Fresh trouble brews for Kodagu coffee growers

After rains, coffee planters in Kodagu are gripped by the fear of black rot disease and berry droppings. Spices like black pepper and cardamom produced in the coffee estates have also perished, beside paddy fields being washed away.

The district, which is known for its coffee production worldwide, may have abysmally low coffee and agriculture output this year. The coffee growers, especially small planters, will be hit by the black rot disease, increase in berry droppings and fungal disease to the crop.

Naj Chengappa, a coffee planter, said, “The disease will affect both Arabica and Robusta coffee due to excess rainfall. The most striking symptoms are blackening and rotting of the leaves and tender berries.”

The growers are already worried about falling coffee prices in the past two years. The diseases following the flood will add to their sufferings. Black pepper crop, grown extensively in coffee plantations in the district, also suffers from droppings and fungal diseases. Cardamom is grown in parts of North Kodagu. The crop has suffered heavy damages due to landslides and flood. “Since there is no proper sunlight in Kodagu for almost a month now, this will
cause fungal disease to coffee, black pepper and cardamom grown particularly in the North Kodagu areas like Madikeri, Napoklu, and Somwarpet,” said Naj.
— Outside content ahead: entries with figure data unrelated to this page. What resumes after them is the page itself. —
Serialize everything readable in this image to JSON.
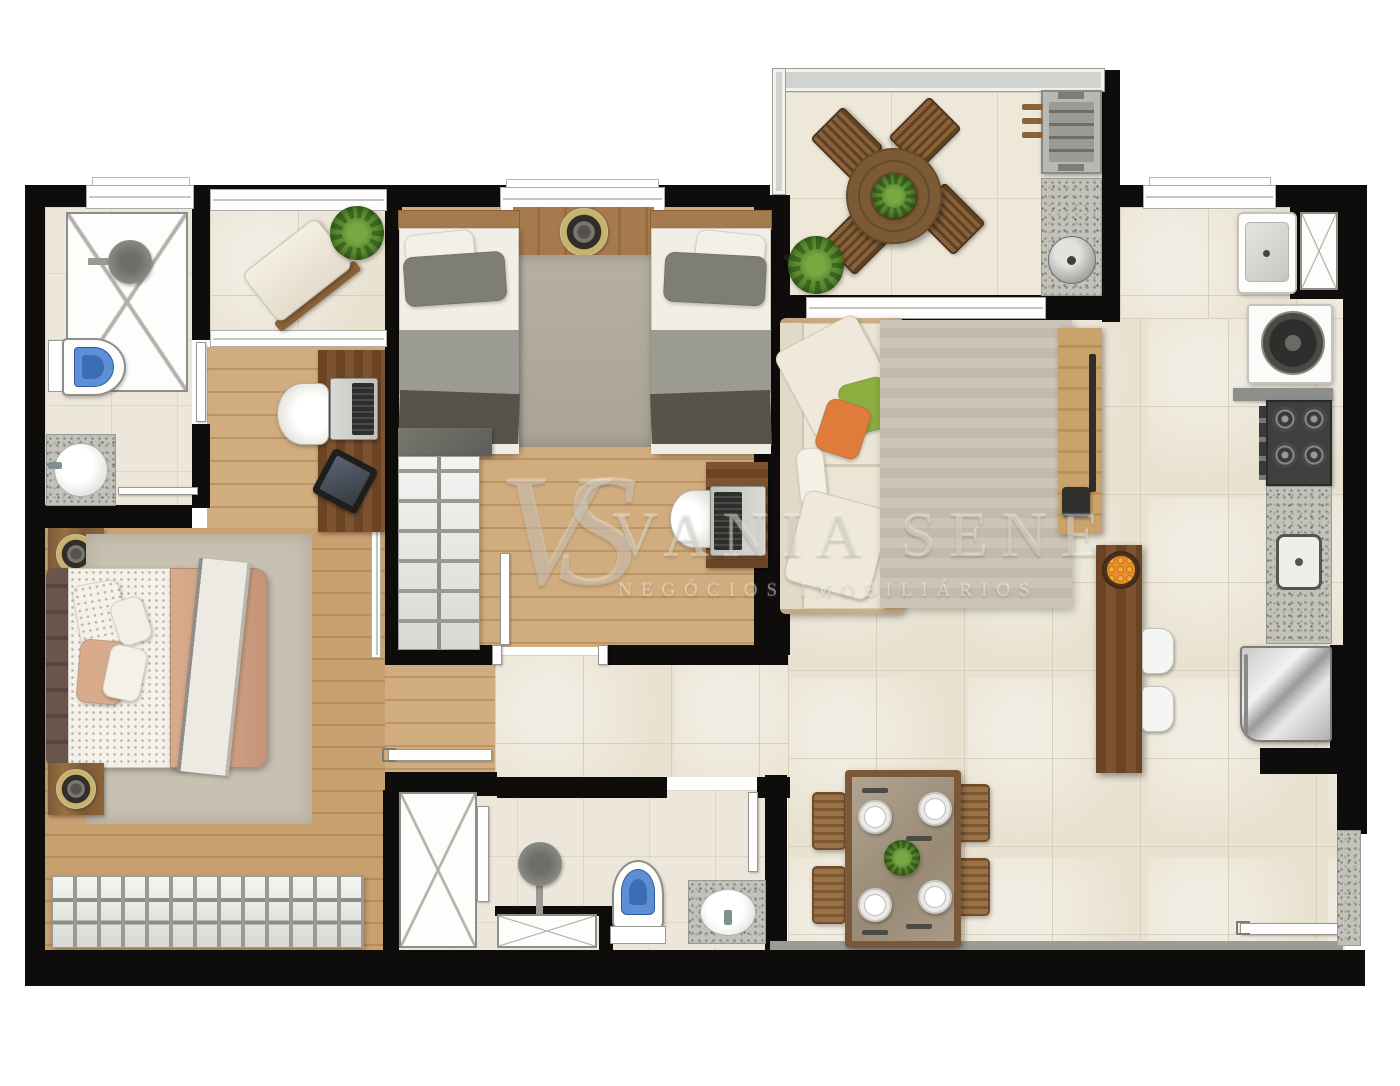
{
  "watermark": {
    "logo": "VS",
    "title": "VANIA SENE",
    "subtitle": "NEGÓCIOS IMOBILIÁRIOS"
  },
  "palette": {
    "wall": "#0e0d0b",
    "tile": "#e9e2d1",
    "tileline": "#d8cfbc",
    "tilesm": "#ece7da",
    "wood": "#c9a06f",
    "woodline": "#b58c5c",
    "wood2": "#d1ac7e",
    "wood2line": "#bd9464",
    "gold": "#c9b26a",
    "rug": "#c8c1b2",
    "cream": "#ece5d6",
    "grayblanket": "#9b9b94",
    "darkthrow": "#56534a",
    "salmon": "#d9ab8d",
    "green": "#8cad3f",
    "orange": "#df7c3c",
    "toiletblue": "#5c8fd6",
    "toiletbluedark": "#3c6cb4"
  },
  "rooms": [
    {
      "name": "suite-bathroom",
      "furniture": [
        "shower-box",
        "shower-head",
        "toilet",
        "granite-sink-counter",
        "towel-bar"
      ]
    },
    {
      "name": "private-terrace",
      "furniture": [
        "lounge-chair",
        "potted-plant"
      ]
    },
    {
      "name": "home-office-nook",
      "furniture": [
        "desk",
        "office-chair",
        "laptop",
        "tablet"
      ]
    },
    {
      "name": "master-bedroom",
      "furniture": [
        "double-bed",
        "headboard",
        "nightstand-lamp-left",
        "nightstand-lamp-right",
        "area-rug",
        "hanger-wardrobe",
        "mirror-panel",
        "sliding-door"
      ]
    },
    {
      "name": "second-bedroom",
      "furniture": [
        "twin-bed-left",
        "twin-bed-right",
        "headboard-panel",
        "ceiling-light",
        "hanger-wardrobe",
        "shelf",
        "desk",
        "office-chair",
        "laptop"
      ]
    },
    {
      "name": "hallway",
      "furniture": []
    },
    {
      "name": "social-bathroom",
      "furniture": [
        "shower-head",
        "shower-enclosure",
        "toilet",
        "granite-sink-counter",
        "linen-closet"
      ]
    },
    {
      "name": "living-room",
      "furniture": [
        "sofa",
        "throw-pillow-white",
        "throw-pillow-green",
        "throw-pillow-orange",
        "area-rug",
        "tv-panel",
        "tv",
        "media-console"
      ]
    },
    {
      "name": "dining-area",
      "furniture": [
        "dining-table",
        "dining-chair",
        "dining-chair",
        "dining-chair",
        "dining-chair",
        "place-setting",
        "place-setting",
        "place-setting",
        "place-setting",
        "centerpiece-plant"
      ]
    },
    {
      "name": "kitchen",
      "furniture": [
        "bar-counter",
        "fruit-bowl",
        "bar-stool",
        "bar-stool",
        "cooktop",
        "granite-counter",
        "counter-sink",
        "refrigerator",
        "service-door"
      ]
    },
    {
      "name": "laundry-area",
      "furniture": [
        "laundry-tank",
        "washing-machine",
        "utility-shaft"
      ]
    },
    {
      "name": "gourmet-balcony",
      "furniture": [
        "barbecue-grill",
        "skewers",
        "granite-counter-round-sink",
        "round-table",
        "table-plant",
        "balcony-chair",
        "balcony-chair",
        "balcony-chair",
        "balcony-chair",
        "potted-plant"
      ]
    }
  ]
}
According to Kaibulira Harish Appaiah, president of Kodagu Growers’ Association, the rain this year has caused 60% loss for coffee and pepper crops in the district. “Due to rain-related disease to coffee, 98.5% small growers will be affected. The crop requires at least two years to recover from rain-related diseases.” “The government has to waive the loans of farmers and come out with relief packages to compensate for the crop damages,” he said. According to sources in the Horticulture department, an estimated 47,000 hectares of arecanut plantations have been affected due to heavy rain.  Arecanut is majorly grown in DK, Uttara Kannada, Kodagu, Chikkamagaluru and Shivamogga. “The rain has caused fungal diseases in arecanut crop, which will affect the output this year,” said Y S Patil, horticulture department commissioner.